John O'Connor, Editorial Director

The odds that Congress will enact significant healthcare reform may be better than ever.

As of this writing, newly released estimates from the Congressional Budget Office show that the leading plan in the Senate is very close to President Obama’s goal of a healthcare bill that doesn’t cost more than $900 billion.

Increasingly, people are asking how soon reform will be enacted. Here’s my answer: Who cares?

Don’t mean to sound flip, but if you’re in the long-term care field, that probably should be your position, as well.

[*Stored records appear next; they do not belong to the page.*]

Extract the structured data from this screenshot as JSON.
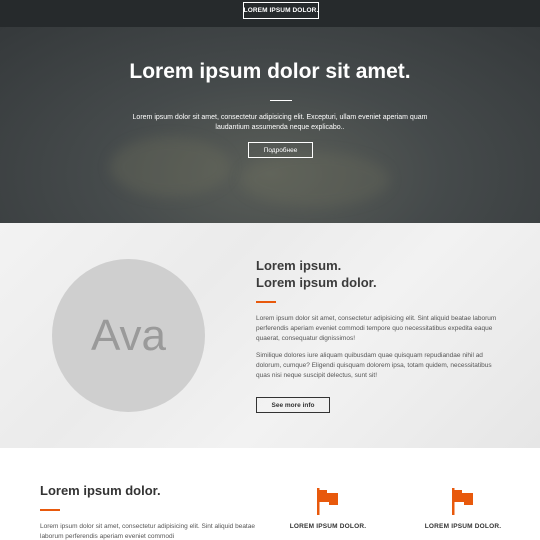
{
  "header": {
    "logo_text": "LOREM IPSUM DOLOR."
  },
  "hero": {
    "title": "Lorem ipsum dolor sit amet.",
    "text": "Lorem ipsum dolor sit amet, consectetur adipisicing elit. Excepturi, ullam eveniet aperiam quam laudantium assumenda neque explicabo..",
    "button_label": "Подробнее"
  },
  "about": {
    "avatar_text": "Ava",
    "title_line1": "Lorem ipsum.",
    "title_line2": "Lorem ipsum dolor.",
    "paragraph1": "Lorem ipsum dolor sit amet, consectetur adipisicing elit. Sint aliquid beatae laborum perferendis aperiam eveniet commodi tempore quo necessitatibus expedita eaque quaerat, consequatur dignissimos!",
    "paragraph2": "Similique dolores iure aliquam quibusdam quae quisquam repudiandae nihil ad dolorum, cumque? Eligendi quisquam dolorem ipsa, totam quidem, necessitatibus quas nisi neque suscipit delectus, sunt sit!",
    "button_label": "See more info"
  },
  "services": {
    "title": "Lorem ipsum dolor.",
    "text": "Lorem ipsum dolor sit amet, consectetur adipisicing elit. Sint aliquid beatae laborum perferendis aperiam eveniet commodi",
    "features": [
      {
        "label": "LOREM IPSUM DOLOR.",
        "icon": "flag-icon"
      },
      {
        "label": "LOREM IPSUM DOLOR.",
        "icon": "flag-icon"
      }
    ]
  },
  "colors": {
    "accent": "#e8590c",
    "header_bg": "#262a2c",
    "hero_overlay": "#3f4445"
  }
}
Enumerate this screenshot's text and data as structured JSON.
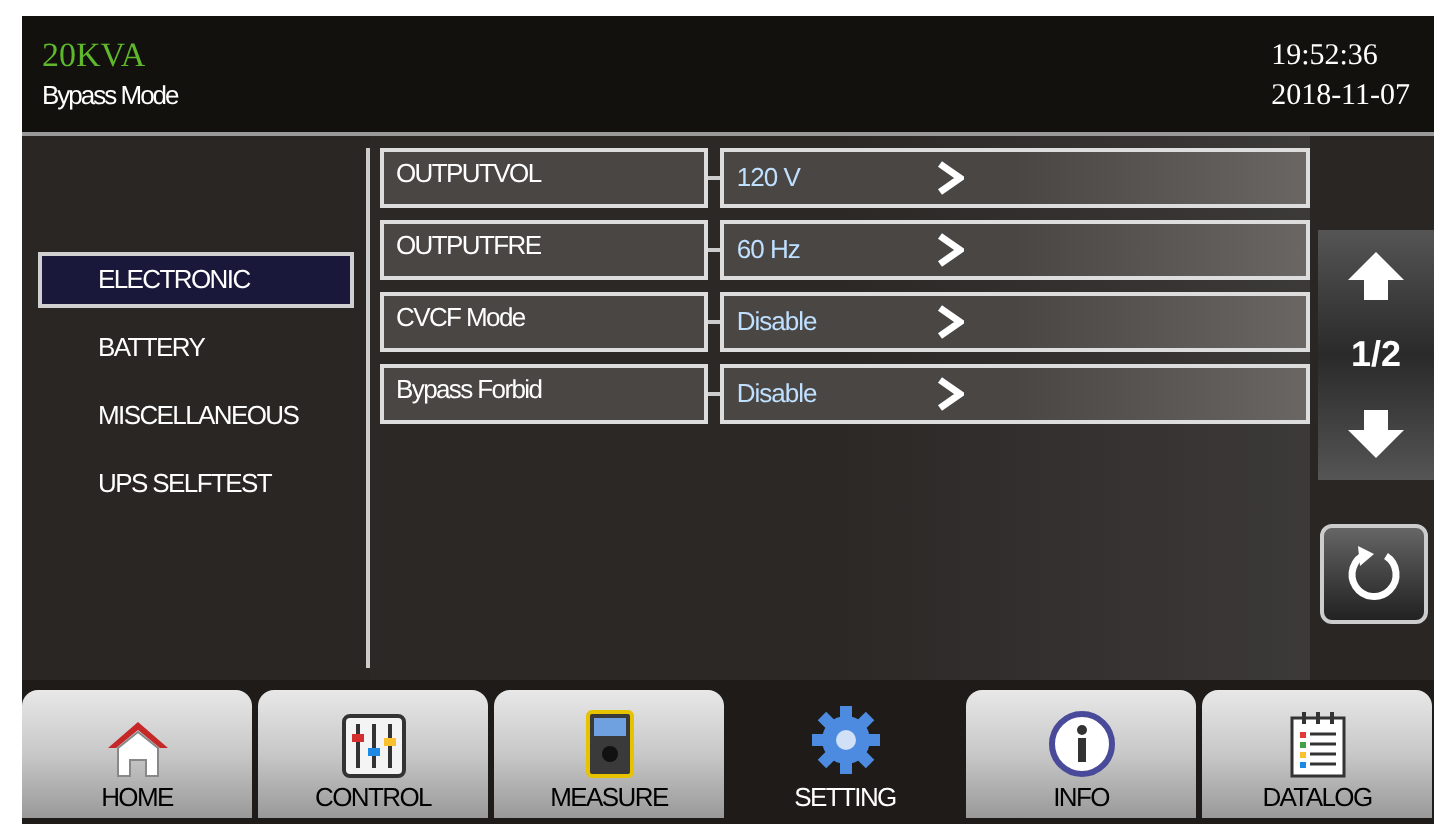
{
  "header": {
    "model": "20KVA",
    "mode": "Bypass Mode",
    "time": "19:52:36",
    "date": "2018-11-07"
  },
  "sidebar": {
    "items": [
      {
        "label": "ELECTRONIC",
        "selected": true
      },
      {
        "label": "BATTERY",
        "selected": false
      },
      {
        "label": "MISCELLANEOUS",
        "selected": false
      },
      {
        "label": "UPS SELFTEST",
        "selected": false
      }
    ]
  },
  "settings": [
    {
      "label": "OUTPUTVOL",
      "value": "120 V"
    },
    {
      "label": "OUTPUTFRE",
      "value": "60 Hz"
    },
    {
      "label": "CVCF Mode",
      "value": "Disable"
    },
    {
      "label": "Bypass Forbid",
      "value": "Disable"
    }
  ],
  "pager": {
    "page": "1/2"
  },
  "nav": [
    {
      "label": "HOME",
      "kind": "home",
      "selected": false
    },
    {
      "label": "CONTROL",
      "kind": "control",
      "selected": false
    },
    {
      "label": "MEASURE",
      "kind": "measure",
      "selected": false
    },
    {
      "label": "SETTING",
      "kind": "setting",
      "selected": true
    },
    {
      "label": "INFO",
      "kind": "info",
      "selected": false
    },
    {
      "label": "DATALOG",
      "kind": "datalog",
      "selected": false
    }
  ]
}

When the president, Congress, the media and others speculate about healthcare reform, they are not really talking about eldercare services. What they mean is change in the way hospitals and doctors perform and are reimbursed. These two players always take most of the oxygen out of the room, because they represent where most of our healthcare dollars are spent.

Yes, there are CLASS Act provisions in a Senate measure that will set aside some per diem funding for eldercare services. But even if these provisions actually are enacted, they are far too little, far too late.  

So if healthcare reform is not really about revamping long-term care, does that mean that providers should ignore what is happening in Washington? Absolutely not.

But, if you really want to view developments that are likely to reshape long-term care, my advice is spend less time watching C-SPAN, and more time reading the Federal Register. The daily digest of new rules, regulations and payment suggestions is likely to be a far more effective tool for divining the road ahead.

It also wouldn’t hurt to remember Deep Throat’s famous advice to Bob Woodward and Carl Bernstein in “All the President’s Men”: Follow the money.

And what’s happening with the money these days? Well, the dirty little secret is that Medicare is putting a lot of it into long-term care operators’ pockets. So much so that some alert federal bean counters are suggesting that patient upcoding is taking place, and it’s time to turn down the spigot, especially for higher-end rehab services.

It’s fashionable to predict that the future will be much different. But I’m betting it will look a lot like the past. There’s been a decades-long contest between operators and regulators about rules and payments. That game seems destined to continue in the coming years, regardless.